Un autre réserviste, qui a servi pendant les premiers mois de la guerre dans une unité chargée de la communication avec les acteurs internationaux, a expliqué : « Ils ont l’air sexy, ils ont l’air professionnels, et il est évident que le citoyen lambda ne s’attarde pas sur les détails. Les modèles donnent simplement une image plus professionnelle de l’armée, comme une entreprise de haute technologie avec des diagrammes et des technologies cool. Donc, chaque fois que nous les avions, nous les présentions pour expliquer pourquoi l’armée israélienne [faisait quelque chose]. »
Mais cette source était sceptique quant aux résultats. « J’ai toujours trouvé cela très grossier, mais je n’ai jamais trouvé cela particulièrement convaincant. Et je suis sûr que la plupart des acteurs internationaux n’étaient pas toujours convaincus que [les renseignements que nous présentions] justifiaient le massacre de tonnes de civils ou la destruction d’un hôpital. »
D’un parking à Port Orchard à un gratte-ciel à Gaza
L’armée israélienne présente ces vidéos comme des illustrations issues de renseignements. Mais en réalité, bon nombre des environnements qu’elles dépeignent sont, au moins en partie, empruntés à des artistes très éloignés du champ de bataille.
Notre analyse des animations de l’armée a révélé que plus de la moitié d’entre elles contenaient des éléments 3D provenant de sources tierces. Au total, plus de 50 éléments tiers différents ont été identifiés, qui ont été reproduits des centaines de fois dans des animations de sites allant de Gaza à l’Iran.
Un parking de l’État de Washington, des scans d’un atelier de construction navale en Écosse et des kits de devantures de magasins commerciaux provenant de l’industrie des jeux vidéo : tous ces éléments ont été insérés, sans mention de leur provenance, dans des animations présentées comme des « illustrations » des bunkers du Hamas ou des installations d’armement iraniennes.
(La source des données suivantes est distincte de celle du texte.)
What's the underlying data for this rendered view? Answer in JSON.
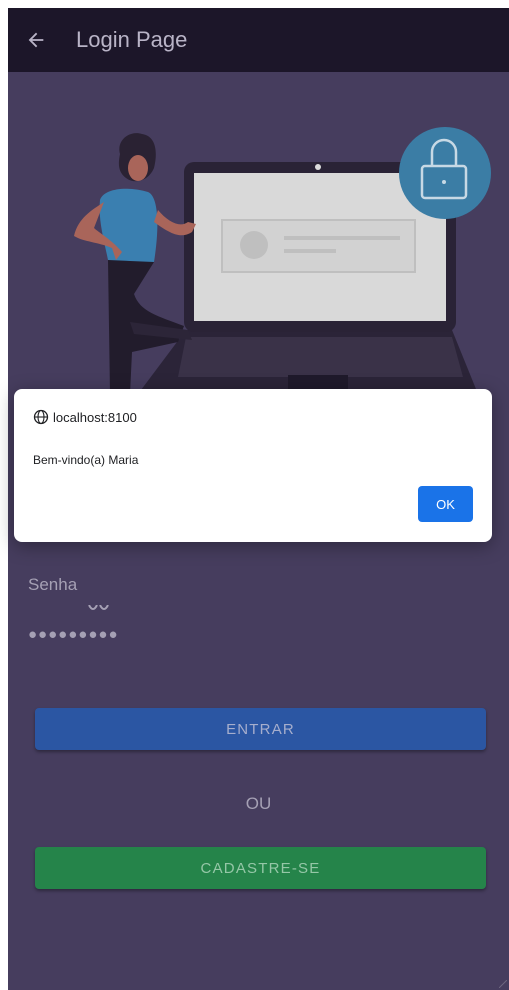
{
  "toolbar": {
    "back_icon": "arrow-left-icon",
    "title": "Login Page"
  },
  "form": {
    "password_label": "Senha",
    "password_value": "●●●●●●●●●",
    "login_button": "ENTRAR",
    "or_text": "OU",
    "signup_button": "CADASTRE-SE"
  },
  "alert": {
    "origin": "localhost:8100",
    "origin_icon": "globe-icon",
    "message": "Bem-vindo(a) Maria",
    "ok_label": "OK"
  },
  "colors": {
    "toolbar_bg": "#1c1629",
    "content_bg": "#463d5e",
    "login_button": "#2b56a3",
    "signup_button": "#25844a",
    "dialog_accent": "#1a73e8"
  }
}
Bon nombre de ces modèles 3D ont été acquis par l’armée sur des plateformes en ligne spécialisées dans la vente d’actifs numériques, telles que KitBash3D (où un pack complet d’actifs représentant des avant-postes militaires ou des devantures de magasins est vendu entre 100 et 200 dollars) et Sketchfab (où des actifs tels que des découpeuses sont disponibles gratuitement sous licence Creative Commons).
D’autres ont été achetés auprès d’artistes 3D comme Ian Hubert, qui partagent leur travail avec des abonnés payants sur des sites web comme Patreon. Ce créateur de contenu américain très populaire a réalisé des scans photogrammétriques de poteaux électriques, de parkings et de coins de rue dans sa ville natale de Port Orchard, dans l’État de Washington, ainsi que des rendus de tuyaux et d’antennes qu’il a conçus à partir de zéro. Tous ces éléments sont disponibles pour les abonnés de Patreon pour environ 7 dollars par mois.
Plus de 30 de ces ressources apparaissent désormais dans les animations de l’armée israélienne représentant des gratte-ciel à Gaza, des tunnels à Beyrouth et des sites nucléaires en Iran. (Ian Hubert a été contacté pour commenter ; sa réponse sera ajoutée ici dès réception.)
L’armée israélienne a également utilisé des ressources 3D mises en ligne sur Internet par le Scottish Maritime Museum sous une licence Creative Commons sans restriction. Des plans de travail, des armoires et un boîtier électrique, mis en ligne dans le cadre d’un projet de photogrammétrie lié à un atelier de construction navale en 2019, ont été identifiés dans des animations représentant des usines souterraines de missiles en Syrie et en Iran. (Le Scottish Maritime Museum a déclaré en réponse à notre enquête qu’une fois qu’il télécharge des modèles numériques de sa collection en ligne à des fins de conservation et de recherche, « le musée n’a aucun contrôle sur la manière dont les données sont ensuite consultées, téléchargées ou utilisées »).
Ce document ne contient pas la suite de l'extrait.